From here on out, we follow the separate groups searching for answers and loved ones; Jake’s father the Mayor trying to find out how serious things really are, Jake himself in an accident now stumbling injured through the desert, the childrens’ bus stranded without a driver, Emily driving to find her intended, parents apoplectic over their missing children…the script is tight and exciting, the acting well above the average with everyone working to keep the suspense up as it’s discovered there was more than one explosion in the country. Jericho is cut off from the rest of the country, the townsfolk even squabbling among themselves fighting over gas and supplies.
I thought it was a bit convenient that Jake becomes the town hero, but the second bus was a stroke of genius I wasn’t expecting (but did explain the presence of one of the characters met earlier in town), and anything that surprises me in a television pilot is a major plus. I was annoyed by the cardboard-cutout antagonist (Michael Gaston) who’s sole purpose is to undermine the Mayor at every turn to generate artificial tension.
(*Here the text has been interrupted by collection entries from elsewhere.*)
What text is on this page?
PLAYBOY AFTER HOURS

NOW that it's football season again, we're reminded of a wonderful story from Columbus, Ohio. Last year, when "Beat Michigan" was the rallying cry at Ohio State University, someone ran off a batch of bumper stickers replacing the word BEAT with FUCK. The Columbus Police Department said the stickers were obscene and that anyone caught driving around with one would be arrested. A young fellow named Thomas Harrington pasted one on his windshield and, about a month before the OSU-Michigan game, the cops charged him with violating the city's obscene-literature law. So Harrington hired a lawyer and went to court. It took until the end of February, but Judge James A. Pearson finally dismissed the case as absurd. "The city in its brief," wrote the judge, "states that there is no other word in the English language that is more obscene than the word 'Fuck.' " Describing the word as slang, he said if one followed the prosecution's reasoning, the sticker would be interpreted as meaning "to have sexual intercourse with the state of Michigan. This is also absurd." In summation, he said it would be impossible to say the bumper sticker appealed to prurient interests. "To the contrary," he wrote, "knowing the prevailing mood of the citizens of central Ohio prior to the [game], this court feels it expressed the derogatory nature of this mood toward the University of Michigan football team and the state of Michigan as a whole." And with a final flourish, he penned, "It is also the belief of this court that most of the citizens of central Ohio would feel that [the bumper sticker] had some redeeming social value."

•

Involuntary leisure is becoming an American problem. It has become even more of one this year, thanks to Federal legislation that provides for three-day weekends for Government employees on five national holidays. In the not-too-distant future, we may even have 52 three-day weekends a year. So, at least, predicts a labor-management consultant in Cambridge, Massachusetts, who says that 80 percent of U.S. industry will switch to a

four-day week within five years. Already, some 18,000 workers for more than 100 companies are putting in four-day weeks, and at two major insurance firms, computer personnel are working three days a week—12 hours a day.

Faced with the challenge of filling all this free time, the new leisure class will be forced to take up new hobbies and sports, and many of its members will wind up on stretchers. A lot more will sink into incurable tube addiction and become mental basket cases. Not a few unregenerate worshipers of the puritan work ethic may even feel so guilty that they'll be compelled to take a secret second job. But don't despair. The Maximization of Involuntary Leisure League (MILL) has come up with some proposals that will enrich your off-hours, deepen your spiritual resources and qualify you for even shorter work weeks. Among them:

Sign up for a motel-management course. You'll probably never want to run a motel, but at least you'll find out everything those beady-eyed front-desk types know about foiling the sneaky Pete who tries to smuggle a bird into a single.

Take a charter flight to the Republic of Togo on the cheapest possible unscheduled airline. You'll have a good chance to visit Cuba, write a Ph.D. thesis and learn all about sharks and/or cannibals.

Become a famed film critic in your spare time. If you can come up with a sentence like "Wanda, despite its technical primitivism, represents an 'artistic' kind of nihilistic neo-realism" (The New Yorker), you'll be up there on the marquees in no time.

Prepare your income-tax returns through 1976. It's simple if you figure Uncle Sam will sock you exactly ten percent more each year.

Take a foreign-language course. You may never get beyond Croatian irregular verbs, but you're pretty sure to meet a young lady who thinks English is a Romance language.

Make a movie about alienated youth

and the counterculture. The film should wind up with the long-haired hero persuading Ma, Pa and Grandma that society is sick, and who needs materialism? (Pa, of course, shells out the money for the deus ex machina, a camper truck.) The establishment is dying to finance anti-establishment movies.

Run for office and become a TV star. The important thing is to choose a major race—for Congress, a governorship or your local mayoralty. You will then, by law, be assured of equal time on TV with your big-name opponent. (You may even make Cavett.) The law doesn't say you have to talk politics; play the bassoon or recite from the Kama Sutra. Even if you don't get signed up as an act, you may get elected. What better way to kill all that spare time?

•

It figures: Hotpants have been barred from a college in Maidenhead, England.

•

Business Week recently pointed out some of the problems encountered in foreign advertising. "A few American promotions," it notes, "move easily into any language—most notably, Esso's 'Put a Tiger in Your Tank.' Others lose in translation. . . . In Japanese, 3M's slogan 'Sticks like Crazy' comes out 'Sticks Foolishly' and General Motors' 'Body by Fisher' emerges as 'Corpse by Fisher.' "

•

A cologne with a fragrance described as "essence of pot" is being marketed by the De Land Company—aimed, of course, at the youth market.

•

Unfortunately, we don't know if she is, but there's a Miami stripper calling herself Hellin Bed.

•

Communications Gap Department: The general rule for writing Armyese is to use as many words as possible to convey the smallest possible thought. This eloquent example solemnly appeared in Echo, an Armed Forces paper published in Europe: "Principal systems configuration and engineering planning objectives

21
The pilot ends on an up, then a down beat, with Emily discovering large numbers of dead birds littering the road, and asking the same question we have: “What’s happening here?”
Those who follow the reviews here may be surprised that this old curmudgeon enjoyed this pilot so, but I did. The only fear I have is the one I mentioned at the outset…what happens when the show is finally cancelled (be it this year, next year, or ten years from now) and we are left with no satisfying answers? I can only hope someday someone on network television follows the example of J. Michael Straczynski’s Babylon 5 - “I have a five year story to tell, no more.” Just when I’m giving a guy a compliment, I find this article. It’s no wonder I’m a curmudgeon.